La conclusion des différentes interventions se résume en quelques mots : résister, se mobiliser contre l’islamisation et l’invasion migratoire, organiser la remigration. « La peur doit changer de camp, nous avons commencé à le faire en étant ici aujourd’hui », insiste Anaïs Lignier. La manifestation se clôt avec le mot « reconquête », dont les lettres se détachent en rouge, éclairées par des fumigènes, cette reconquête qui n’en est qu’à ses débuts mais portée par des jeunes déterminés à défendre leur culture, la culture de leurs ancêtres. Vive la France française !

Hélène Rochefort

Article paru dans Présent daté du 18 novembre 2019

Génération identitaire a organisé une marche contre les islamistes à Paris

Le mouvement Génération identitaire a tenu, ce 17 novembre, une marche à Paris contre les islamistes, en réaction, en particulier, à l’attentat de la préfecture de Paris d’octobre. Des slogans appelant à la «remigration» s’y sont fait entendre.

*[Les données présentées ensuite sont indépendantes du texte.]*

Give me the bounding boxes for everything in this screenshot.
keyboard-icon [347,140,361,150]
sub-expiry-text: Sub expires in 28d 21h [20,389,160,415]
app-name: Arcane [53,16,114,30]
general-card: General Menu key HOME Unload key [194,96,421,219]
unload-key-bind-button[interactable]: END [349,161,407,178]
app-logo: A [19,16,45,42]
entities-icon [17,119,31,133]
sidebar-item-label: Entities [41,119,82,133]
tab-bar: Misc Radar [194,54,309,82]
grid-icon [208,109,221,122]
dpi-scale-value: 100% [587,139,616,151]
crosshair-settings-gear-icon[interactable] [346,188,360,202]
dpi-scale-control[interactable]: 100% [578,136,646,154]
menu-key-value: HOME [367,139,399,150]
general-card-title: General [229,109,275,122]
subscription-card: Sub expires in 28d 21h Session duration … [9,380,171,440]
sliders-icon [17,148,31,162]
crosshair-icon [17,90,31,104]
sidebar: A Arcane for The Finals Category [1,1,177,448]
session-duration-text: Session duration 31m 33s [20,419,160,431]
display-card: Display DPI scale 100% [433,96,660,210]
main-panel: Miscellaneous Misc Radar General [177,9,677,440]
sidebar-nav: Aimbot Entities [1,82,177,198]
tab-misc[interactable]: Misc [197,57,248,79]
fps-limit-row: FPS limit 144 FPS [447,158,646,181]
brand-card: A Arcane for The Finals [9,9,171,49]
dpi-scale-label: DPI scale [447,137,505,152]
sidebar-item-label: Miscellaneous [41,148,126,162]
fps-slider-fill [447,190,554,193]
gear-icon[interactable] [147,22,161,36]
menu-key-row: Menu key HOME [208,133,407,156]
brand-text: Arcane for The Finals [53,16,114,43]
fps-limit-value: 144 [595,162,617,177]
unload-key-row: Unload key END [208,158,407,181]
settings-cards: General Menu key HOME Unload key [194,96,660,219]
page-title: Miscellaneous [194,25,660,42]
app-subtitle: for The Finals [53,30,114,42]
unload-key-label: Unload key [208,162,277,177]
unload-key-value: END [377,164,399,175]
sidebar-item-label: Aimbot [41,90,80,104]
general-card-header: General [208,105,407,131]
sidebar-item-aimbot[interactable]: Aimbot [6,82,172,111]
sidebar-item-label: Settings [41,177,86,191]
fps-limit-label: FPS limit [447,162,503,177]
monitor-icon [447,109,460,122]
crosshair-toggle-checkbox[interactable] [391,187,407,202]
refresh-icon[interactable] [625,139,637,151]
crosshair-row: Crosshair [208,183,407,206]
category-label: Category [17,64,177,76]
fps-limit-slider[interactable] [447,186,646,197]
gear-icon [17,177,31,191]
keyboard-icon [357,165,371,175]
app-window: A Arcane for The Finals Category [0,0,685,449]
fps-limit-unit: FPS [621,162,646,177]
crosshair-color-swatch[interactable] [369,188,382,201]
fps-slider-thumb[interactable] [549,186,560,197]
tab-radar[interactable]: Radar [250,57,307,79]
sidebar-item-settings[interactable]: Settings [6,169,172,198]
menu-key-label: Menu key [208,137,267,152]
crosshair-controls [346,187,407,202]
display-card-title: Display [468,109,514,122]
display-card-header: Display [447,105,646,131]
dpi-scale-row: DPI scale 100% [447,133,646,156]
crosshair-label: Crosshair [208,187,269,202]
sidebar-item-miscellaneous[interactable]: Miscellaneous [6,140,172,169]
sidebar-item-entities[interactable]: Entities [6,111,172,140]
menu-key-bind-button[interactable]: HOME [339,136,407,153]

«Nous voulons la remigration. Pas d’islamistes, pas d’attentat», scandaient, entre autres slogans, les manifestants, selon le reporter de RT France présent sur place.

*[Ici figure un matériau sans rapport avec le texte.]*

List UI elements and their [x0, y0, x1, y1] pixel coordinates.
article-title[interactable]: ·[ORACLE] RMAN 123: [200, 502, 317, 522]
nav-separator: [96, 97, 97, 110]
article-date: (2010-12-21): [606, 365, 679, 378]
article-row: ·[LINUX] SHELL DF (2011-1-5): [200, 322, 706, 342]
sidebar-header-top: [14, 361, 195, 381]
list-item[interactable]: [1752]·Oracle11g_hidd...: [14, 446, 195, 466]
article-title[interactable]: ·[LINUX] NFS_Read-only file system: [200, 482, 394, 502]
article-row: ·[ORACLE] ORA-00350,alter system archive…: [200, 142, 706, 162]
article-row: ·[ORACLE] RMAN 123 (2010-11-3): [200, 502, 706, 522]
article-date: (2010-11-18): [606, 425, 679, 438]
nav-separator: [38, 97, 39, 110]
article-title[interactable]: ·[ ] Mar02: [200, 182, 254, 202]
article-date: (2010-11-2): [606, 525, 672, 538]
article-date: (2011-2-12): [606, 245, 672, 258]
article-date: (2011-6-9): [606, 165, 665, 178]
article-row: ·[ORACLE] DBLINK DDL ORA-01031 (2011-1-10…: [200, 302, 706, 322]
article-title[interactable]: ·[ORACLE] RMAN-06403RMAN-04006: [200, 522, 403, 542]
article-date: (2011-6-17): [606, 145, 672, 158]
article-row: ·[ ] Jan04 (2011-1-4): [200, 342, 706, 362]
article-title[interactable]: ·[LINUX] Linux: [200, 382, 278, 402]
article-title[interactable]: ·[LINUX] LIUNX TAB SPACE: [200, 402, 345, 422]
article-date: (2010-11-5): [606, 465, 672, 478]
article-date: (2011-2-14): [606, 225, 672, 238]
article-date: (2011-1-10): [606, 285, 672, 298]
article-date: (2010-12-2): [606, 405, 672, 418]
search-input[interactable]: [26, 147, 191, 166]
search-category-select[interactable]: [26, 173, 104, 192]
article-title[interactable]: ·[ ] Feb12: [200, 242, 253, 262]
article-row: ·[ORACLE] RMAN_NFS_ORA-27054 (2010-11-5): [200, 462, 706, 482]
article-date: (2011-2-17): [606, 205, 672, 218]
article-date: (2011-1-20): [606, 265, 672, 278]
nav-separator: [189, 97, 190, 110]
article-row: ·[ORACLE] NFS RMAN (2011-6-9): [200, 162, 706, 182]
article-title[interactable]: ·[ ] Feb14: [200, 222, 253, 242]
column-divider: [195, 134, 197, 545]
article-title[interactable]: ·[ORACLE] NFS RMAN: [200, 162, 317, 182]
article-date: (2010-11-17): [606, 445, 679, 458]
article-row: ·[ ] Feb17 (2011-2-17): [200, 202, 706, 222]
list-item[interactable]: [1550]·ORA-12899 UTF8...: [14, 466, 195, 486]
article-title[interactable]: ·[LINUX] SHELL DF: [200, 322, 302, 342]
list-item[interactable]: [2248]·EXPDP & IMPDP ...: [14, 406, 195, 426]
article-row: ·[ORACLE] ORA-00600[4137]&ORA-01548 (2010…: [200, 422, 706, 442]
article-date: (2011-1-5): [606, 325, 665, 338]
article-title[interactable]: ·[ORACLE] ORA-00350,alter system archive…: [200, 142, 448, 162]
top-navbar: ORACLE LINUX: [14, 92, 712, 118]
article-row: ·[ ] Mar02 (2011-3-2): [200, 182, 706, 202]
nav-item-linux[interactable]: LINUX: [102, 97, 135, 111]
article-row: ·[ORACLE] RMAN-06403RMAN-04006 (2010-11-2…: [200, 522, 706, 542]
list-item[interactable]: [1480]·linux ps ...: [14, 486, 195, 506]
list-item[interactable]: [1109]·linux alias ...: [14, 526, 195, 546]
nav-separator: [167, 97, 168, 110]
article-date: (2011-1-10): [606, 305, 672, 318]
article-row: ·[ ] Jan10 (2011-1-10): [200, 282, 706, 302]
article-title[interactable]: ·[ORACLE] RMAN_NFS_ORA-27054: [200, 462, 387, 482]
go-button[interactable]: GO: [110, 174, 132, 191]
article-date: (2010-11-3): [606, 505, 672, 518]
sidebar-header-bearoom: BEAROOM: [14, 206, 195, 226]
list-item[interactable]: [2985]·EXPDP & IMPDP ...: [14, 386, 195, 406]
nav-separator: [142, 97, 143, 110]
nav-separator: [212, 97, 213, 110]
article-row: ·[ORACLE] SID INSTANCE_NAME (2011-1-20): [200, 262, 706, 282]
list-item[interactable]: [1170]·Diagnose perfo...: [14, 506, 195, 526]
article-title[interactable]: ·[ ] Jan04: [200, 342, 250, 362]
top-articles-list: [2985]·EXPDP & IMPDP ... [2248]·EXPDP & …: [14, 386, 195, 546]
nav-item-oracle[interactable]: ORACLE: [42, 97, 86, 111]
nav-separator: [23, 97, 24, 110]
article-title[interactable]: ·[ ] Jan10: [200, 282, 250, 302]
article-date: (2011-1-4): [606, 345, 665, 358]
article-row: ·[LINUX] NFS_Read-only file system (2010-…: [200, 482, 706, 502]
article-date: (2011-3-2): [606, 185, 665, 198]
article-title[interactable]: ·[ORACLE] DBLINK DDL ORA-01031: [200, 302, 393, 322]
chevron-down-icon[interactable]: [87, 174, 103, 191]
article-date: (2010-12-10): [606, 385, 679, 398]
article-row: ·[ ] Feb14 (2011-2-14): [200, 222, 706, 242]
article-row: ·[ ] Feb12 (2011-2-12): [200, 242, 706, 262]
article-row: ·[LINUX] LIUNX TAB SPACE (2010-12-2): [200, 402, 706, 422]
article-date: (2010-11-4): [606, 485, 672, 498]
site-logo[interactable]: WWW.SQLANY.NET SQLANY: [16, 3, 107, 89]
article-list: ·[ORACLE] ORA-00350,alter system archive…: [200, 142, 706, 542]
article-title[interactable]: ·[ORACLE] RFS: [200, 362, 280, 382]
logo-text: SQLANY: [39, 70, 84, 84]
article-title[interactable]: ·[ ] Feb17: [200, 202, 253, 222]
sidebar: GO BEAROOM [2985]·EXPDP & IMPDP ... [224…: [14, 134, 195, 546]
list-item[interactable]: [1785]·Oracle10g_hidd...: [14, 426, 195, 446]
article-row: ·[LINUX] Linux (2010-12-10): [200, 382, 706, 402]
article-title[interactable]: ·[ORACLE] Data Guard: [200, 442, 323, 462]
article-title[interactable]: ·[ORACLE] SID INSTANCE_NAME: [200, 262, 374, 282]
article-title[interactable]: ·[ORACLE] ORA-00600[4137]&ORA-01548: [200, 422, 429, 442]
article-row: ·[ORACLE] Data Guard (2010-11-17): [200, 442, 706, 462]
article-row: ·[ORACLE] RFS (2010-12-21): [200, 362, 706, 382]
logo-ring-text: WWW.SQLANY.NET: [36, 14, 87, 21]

Certains manifestants arboraient des portraits d’auteurs d’attentats islamistes en France, comme celui du terroriste responsable de l’attaque sanglante de l’Hyper casher à la Porte de Vincennes à Paris en janvier 2015, Amedy Coulibaly.

L’organisation identitaire, hostile à l’immigration et à l’«islamisation» de Europe, avait appelé à manifester contre l’«islamisme», en faisant référence en particulier à l’attaque du 3 octobre à la préfecture de police de Paris, perpétrée par Mickaël Harpon, un employé de l’administration converti à l’islam. «Harpon était habilité secret défense alors qu’il fréquentait des imams salafistes fichés par la DGSI. Un islamiste était donc infiltré au plus haut niveau de l’Etat, du jamais-vu dans toute notre Histoire», pouvait-on lire dans l’appel à manifester sur Facebook. De fait, selon un rapport interne de la Direction du renseignement de la Direction du renseignement de la préfecture de police de Paris (DRPP), Mickaël Harpon était habilité secret défense. Il avait fréquenté, à Gonesse (95) où il vivait, un imam fiché S, selon des sources proches de l’enquête citées par l’AFP.

Génération identitaire, néanmoins, ne fait pas que dénoncer l’islamisme et le terrorisme islamiste : prenant la parole devant les manifestants, la porte-parole du mouvement Anaïs Lignier a accusé sans ambages «une grande partie des musulmans» vivant en France, de souhaiter faire «appliquer la charia, les lois islamiques en France» afin «que celles-ci prennent le dessus sur nos propres lois».

Interrogée par RT France sur la marche contre l’islamophobie organisée la semaine précédente, la porte-parole a déclaré que la manifestation de ce 17 novembre se voulait aussi en être une «réponse», même si il n’y a pas de «lien direct» entre ces deux appels au rassemblement.

«Quand on compare l’islamophobie qui n’a fait aucun mort en France […] en comparaison de 250 morts [du terrorisme islamiste] en quelques années, évidement qu’on répond à cela et qu’il faut être aussi dans la rue», a-t-elle déclaré.